How AI Queries Affect Energy Consumption Levels
Artificial intelligence often feels weightless. It appears as text, images, or videos on our mobile phone and laptop screens. However, behind these seemingly instantaneous responses lie large data centres working intensively and consuming substantial quantities of electricity.
Recent measurements reveal a startling fact: a single video generated by AI can consume more than 100 times the electricity of a single image. This means the type of request (prompt) we submit significantly affects the energy footprint produced.
This finding comes from engineers at the University of Michigan (U-M), who have built a public measurement system to compare energy consumption, speed, and quality across various AI models performing the same tasks.
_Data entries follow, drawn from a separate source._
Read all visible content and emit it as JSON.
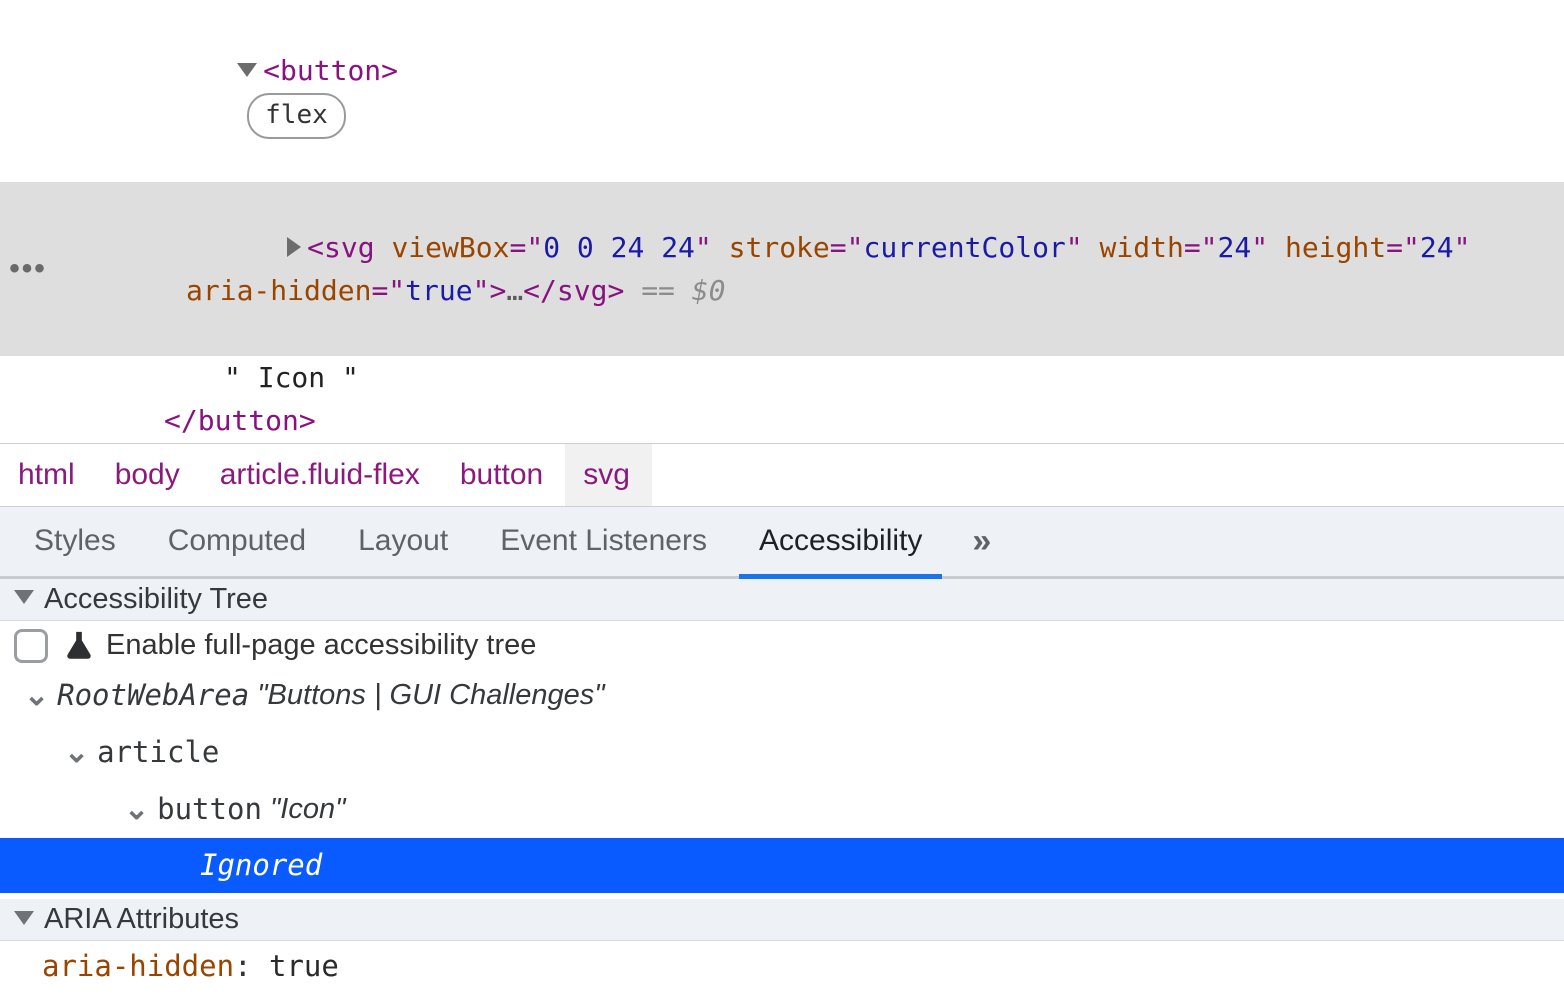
{
  "dom": {
    "button_open": "<button>",
    "flex_pill": "flex",
    "svg": {
      "tag": "svg",
      "attrs": [
        {
          "name": "viewBox",
          "value": "0 0 24 24"
        },
        {
          "name": "stroke",
          "value": "currentColor"
        },
        {
          "name": "width",
          "value": "24"
        },
        {
          "name": "height",
          "value": "24"
        },
        {
          "name": "aria-hidden",
          "value": "true"
        }
      ],
      "ellipsis": "…",
      "close": "</svg>",
      "eqvar": "== $0"
    },
    "text_node": "\" Icon \"",
    "button_close": "</button>"
  },
  "breadcrumb": [
    "html",
    "body",
    "article.fluid-flex",
    "button",
    "svg"
  ],
  "tabs": [
    "Styles",
    "Computed",
    "Layout",
    "Event Listeners",
    "Accessibility"
  ],
  "tabs_active": "Accessibility",
  "tabs_more": "»",
  "sections": {
    "tree_title": "Accessibility Tree",
    "enable_label": "Enable full-page accessibility tree",
    "aria_title": "ARIA Attributes"
  },
  "tree": {
    "root_role": "RootWebArea",
    "root_name": "\"Buttons | GUI Challenges\"",
    "article_role": "article",
    "button_role": "button",
    "button_name": "\"Icon\"",
    "ignored": "Ignored"
  },
  "aria": {
    "key": "aria-hidden",
    "value": "true"
  },
  "gutter_dots": "•••"
}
In their study, the team tested 46 models and seven types of tasks, comprising a total of 1,858 combinations of hardware and software configurations.
The focus of measurement was on the inference stage — the moment when a trained model provides an answer to a user’s request. This stage consumes the most power. According to estimates from the ML.ENERGY Benchmark, inference accounts for 80–90 per cent of total computational requirements in the AI economy.
To illustrate the scale, the International Energy Agency (IEA) projects that electricity consumption by data centres in the United States will reach 183 terawatt-hours in 2024 and increase to 426 terawatt-hours by 2030. These figures demonstrate the importance of understanding energy efficiency in AI development.
In testing, the reasoning mode of problem-solving could consume up to 25 times more electricity per response compared to casual conversation. Why is this?
The key lies in tokens — small segments of text generated by the model. Each token triggers mathematical calculation processes and data movement within servers. In reasoning mode, the model often generates around ten times more tokens, thereby increasing electricity consumption and reducing the number of requests that can be processed simultaneously.
In essence, the longer the AI response, the greater the electricity consumed.